Judging the Judges: A Blueprint for Judicial Excellence
As part of the University of Denver’s Engaging Ideas series, IAALS Executive Director Rebecca Love Kourlis was interviewed about the importance of an independent judiciary—and IAALS’ model for sustaining it. In the video, titled “Judging the Judges,” Kourlis discusses how IAALS is helping improve state court systems through the O’Connor Judicial Selection Plan.
“Public trust in the judiciary is central to its legitimacy and to its capacity to enforce its orders. Retaining that impartiality, independence, and integrity of the judicial branch, I think in this day and age, is more critical than perhaps it’s ever been.”
When asked how to strengthen public trust and confidence in the judiciary, Kourlis said that many people are concerned with how judges are selected. Twenty-two states currently hold contested, partisan elections to fill state judgeships. These elections often lead to questions about the judiciary’s impartiality and fairness, especially when a campaign donor’s case comes before the judge. “Judges are not politicians in robes, nor should they be perceived as being politicians in robes," Kourlis said. "They’re accountable to the Constitution—the law of the land. They’re not accountable to a particular constituency.”

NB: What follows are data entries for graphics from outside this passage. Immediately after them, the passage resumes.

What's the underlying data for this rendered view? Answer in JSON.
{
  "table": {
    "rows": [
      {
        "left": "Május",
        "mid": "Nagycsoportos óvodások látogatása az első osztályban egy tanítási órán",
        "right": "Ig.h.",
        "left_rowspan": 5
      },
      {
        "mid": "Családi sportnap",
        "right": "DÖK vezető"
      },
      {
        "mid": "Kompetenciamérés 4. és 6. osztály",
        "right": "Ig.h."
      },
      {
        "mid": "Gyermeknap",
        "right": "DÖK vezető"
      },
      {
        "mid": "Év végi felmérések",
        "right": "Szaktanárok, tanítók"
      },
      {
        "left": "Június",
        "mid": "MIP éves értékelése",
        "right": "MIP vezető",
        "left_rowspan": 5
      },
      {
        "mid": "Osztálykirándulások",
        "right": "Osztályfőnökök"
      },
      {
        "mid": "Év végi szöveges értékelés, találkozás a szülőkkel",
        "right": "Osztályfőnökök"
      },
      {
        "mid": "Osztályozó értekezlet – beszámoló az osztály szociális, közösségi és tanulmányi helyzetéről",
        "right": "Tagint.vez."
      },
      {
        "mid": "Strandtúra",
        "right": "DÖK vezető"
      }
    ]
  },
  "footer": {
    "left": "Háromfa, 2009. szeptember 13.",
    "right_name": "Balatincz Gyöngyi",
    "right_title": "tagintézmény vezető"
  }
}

To solve some of the major issues stemming from judicial elections, IAALS worked with retired Supreme Court Justice Sandra Day O’Connor to create a model for judicial selection, evaluation, and retention. The O’Connor Judicial Selection Plan features four elements that together strive for the ideal balance between judicial accountability and independence:
- A balanced nominating commission, made up of both lawyers and non-lawyers, who screen candidates for judgeships;
- Gubernatorial appointment from a candidate list created by the nominating commission;
- Judicial performance evaluations compiled from surveys of people who have worked with or been before the judge; and
- Retention elections where voters can use the published judicial performance evaluations to decide whether a particular judge should remain on the bench.
For states that have already implemented some aspects of the O’Connor Plan, Kourlis suggested some other areas still needing perfecting. Judicial performance evaluation results often don’t make it into the hands of voters, whose attention is often drawn to other issues come election time. Additionally, Kourlis suggested that given the increasing number of self-represented litigants in our courtrooms today, we need to ensure those folks are given a fair chance to participate in the evaluations.